Drink and focus on hydratation
Quite obvious, but very important. Our main cooling process is the evaporation caused by sweating. This is why running in humid conditions is worse: the high content of moisture in the air reduces the evaporation rate. This makes difficult to cool down. But making sure to intake enough liquids to compensate the sweat loss is definitely rule number one!
Remember to rehydrate after the race, and compensate the loss of salts.
Wear appropriate clothes
Not only evaporation, but also radiation, convection and conduction help dissipating heat. Thermal convection is the mechanism when a hot surface is cooled down by a colder fluid (the air nearby). All these mechanisms have an effect greater when the exposed surface is higher.
Wear as little as possible, and avoid dark clothes (there are cool options in lighter colors, believe me). As many know, dark colors tend to absorb heat rather than reflect it. The choice of the right outfit is not only a matter of style, but has a primary importance here!
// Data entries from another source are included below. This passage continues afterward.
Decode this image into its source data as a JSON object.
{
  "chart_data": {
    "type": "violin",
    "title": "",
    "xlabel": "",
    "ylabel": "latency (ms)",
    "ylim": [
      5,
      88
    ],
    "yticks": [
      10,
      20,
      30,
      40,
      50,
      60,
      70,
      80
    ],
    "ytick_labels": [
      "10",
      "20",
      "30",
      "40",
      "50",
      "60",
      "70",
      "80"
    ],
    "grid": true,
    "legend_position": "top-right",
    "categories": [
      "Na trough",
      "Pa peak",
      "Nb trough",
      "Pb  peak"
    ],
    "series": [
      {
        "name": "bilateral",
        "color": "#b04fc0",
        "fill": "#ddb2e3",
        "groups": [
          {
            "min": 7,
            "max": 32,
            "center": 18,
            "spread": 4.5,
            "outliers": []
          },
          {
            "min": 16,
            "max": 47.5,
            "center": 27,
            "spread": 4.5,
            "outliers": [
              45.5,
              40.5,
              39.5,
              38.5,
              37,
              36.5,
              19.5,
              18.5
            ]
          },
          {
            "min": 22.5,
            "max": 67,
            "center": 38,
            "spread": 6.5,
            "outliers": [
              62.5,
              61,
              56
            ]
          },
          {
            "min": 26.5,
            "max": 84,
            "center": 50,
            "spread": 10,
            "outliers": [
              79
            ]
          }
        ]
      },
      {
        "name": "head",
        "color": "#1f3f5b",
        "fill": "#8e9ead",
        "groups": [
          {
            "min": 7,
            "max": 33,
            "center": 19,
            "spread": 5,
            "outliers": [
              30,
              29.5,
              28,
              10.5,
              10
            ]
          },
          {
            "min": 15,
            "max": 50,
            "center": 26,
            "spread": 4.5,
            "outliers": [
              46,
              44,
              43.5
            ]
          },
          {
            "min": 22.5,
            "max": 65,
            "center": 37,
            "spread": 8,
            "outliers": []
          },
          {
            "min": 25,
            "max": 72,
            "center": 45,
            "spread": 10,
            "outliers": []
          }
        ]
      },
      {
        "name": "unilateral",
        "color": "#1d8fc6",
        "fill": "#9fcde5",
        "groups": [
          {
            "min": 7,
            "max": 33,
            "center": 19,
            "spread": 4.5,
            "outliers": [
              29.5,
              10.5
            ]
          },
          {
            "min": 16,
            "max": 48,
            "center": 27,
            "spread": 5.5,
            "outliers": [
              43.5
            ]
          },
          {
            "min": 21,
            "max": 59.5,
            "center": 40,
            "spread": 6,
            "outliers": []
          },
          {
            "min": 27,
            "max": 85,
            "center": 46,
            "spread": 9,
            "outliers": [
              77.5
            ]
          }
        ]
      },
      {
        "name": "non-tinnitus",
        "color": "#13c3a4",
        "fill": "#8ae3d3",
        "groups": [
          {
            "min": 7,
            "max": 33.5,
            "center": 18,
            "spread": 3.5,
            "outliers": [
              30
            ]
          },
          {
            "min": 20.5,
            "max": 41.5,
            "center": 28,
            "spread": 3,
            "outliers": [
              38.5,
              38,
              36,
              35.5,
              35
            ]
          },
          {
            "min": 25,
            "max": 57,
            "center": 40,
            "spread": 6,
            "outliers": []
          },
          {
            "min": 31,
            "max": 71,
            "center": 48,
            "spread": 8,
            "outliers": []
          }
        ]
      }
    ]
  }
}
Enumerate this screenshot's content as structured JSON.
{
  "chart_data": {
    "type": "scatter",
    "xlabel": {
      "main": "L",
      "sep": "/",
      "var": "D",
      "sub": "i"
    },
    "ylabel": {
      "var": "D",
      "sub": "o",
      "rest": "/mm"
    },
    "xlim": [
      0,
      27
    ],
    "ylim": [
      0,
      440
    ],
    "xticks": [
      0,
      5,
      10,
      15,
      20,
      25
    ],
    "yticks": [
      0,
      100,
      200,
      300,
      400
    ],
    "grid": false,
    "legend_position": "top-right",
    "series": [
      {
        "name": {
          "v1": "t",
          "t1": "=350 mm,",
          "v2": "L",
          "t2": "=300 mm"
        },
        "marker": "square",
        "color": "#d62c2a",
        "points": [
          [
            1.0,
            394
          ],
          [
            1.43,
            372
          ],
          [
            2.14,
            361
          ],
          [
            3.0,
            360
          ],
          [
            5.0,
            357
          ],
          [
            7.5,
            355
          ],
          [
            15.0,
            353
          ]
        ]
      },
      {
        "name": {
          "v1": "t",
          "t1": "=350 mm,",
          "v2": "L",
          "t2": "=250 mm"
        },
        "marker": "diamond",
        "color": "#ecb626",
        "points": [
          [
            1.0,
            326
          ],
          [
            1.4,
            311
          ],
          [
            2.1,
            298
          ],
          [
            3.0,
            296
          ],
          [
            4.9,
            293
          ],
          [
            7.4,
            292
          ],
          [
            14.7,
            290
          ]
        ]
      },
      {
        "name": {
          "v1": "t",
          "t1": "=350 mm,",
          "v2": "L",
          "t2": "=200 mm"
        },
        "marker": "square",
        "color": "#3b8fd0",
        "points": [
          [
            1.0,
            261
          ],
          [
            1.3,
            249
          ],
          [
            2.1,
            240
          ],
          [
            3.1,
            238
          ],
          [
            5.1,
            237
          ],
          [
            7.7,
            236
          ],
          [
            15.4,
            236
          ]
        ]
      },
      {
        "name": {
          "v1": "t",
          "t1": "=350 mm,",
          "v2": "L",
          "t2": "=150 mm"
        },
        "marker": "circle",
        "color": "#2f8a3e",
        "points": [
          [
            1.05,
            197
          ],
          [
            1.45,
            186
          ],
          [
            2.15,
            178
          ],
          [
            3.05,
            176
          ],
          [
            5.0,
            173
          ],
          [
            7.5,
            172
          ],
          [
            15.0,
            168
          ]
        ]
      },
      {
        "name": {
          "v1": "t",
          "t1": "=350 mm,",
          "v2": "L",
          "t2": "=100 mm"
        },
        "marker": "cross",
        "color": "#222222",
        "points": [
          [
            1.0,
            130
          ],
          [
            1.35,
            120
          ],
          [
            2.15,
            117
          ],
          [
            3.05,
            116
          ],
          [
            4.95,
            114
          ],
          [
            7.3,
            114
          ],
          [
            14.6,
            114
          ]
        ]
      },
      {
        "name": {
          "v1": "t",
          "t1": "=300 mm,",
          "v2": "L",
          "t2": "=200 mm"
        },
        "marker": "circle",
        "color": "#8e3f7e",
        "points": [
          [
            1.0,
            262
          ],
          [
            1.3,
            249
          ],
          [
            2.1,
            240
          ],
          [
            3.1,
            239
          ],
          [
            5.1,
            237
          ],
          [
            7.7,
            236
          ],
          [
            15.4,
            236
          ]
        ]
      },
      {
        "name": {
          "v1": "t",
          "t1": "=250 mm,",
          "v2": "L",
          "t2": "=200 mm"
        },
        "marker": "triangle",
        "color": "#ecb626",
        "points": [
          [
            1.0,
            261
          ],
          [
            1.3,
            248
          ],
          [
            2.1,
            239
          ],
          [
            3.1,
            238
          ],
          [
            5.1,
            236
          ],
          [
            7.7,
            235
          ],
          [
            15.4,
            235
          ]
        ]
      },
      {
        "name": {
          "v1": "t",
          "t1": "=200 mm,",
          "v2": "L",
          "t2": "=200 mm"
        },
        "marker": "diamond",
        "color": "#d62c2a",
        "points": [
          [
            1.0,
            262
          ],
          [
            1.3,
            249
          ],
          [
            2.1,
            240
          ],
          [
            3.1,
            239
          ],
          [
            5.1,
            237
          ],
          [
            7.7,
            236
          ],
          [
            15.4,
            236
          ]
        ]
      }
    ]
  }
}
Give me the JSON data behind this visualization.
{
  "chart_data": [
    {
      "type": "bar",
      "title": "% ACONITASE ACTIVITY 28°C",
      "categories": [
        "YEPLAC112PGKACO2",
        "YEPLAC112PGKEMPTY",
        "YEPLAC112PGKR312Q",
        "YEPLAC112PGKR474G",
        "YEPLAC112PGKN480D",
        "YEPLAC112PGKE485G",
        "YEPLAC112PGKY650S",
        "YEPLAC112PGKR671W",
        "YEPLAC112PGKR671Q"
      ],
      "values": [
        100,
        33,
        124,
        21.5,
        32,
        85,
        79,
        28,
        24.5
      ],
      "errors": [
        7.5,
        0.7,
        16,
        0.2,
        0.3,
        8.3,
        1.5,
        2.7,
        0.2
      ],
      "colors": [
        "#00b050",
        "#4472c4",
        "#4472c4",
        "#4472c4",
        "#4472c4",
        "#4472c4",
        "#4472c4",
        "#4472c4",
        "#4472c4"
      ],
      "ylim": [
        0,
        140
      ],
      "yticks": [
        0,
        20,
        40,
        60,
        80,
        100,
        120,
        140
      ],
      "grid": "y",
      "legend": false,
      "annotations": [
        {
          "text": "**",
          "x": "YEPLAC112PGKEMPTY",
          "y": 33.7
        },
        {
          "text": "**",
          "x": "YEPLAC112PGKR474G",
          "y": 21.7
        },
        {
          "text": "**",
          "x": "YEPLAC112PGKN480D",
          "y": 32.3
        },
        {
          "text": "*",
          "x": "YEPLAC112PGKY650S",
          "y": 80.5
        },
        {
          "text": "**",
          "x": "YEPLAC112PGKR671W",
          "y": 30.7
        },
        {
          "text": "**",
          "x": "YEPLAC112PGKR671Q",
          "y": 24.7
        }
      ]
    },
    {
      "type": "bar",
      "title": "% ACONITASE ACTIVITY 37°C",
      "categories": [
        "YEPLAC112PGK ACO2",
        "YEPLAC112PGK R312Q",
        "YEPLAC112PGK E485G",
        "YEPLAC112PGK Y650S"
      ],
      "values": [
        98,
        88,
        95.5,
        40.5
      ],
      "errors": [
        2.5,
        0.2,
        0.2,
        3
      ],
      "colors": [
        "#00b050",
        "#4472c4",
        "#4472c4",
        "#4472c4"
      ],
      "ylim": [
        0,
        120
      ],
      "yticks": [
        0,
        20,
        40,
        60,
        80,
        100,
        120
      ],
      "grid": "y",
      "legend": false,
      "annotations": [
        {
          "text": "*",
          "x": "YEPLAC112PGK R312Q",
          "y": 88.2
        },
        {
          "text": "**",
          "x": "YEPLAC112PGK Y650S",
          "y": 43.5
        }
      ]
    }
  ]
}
I know, sometimes setting the alarm too early is annoying. Especially if on vacation. But temperatures in the early mornings can ve several degrees lower and this helps. Plus, if you are on the seaside, you can end your race dipping in the water when not so many are populating the beach. Well done!
Another advantage of focusing on early or late hours is the effect of the sun. But if you are planning a long run, it will be anyway something to take into account. To avoid unpleasant surprises, consider using sunscreen and wear sunglasses when you are going for your race!
Allow for adaptation
The body is able to adapt to many conditions, including running in hot temperatures. Our metabolic processes will progressively adapt: remember this and reduce your training load at the beginning, to adapt it progressively, listening to your body.
In general: be cautious
Running in warm or humid conditions is something to treat with the right caution. It is good to inform friends or family of your running path, going with some friends and, most importantly, listen your body and stop or slow down if needed.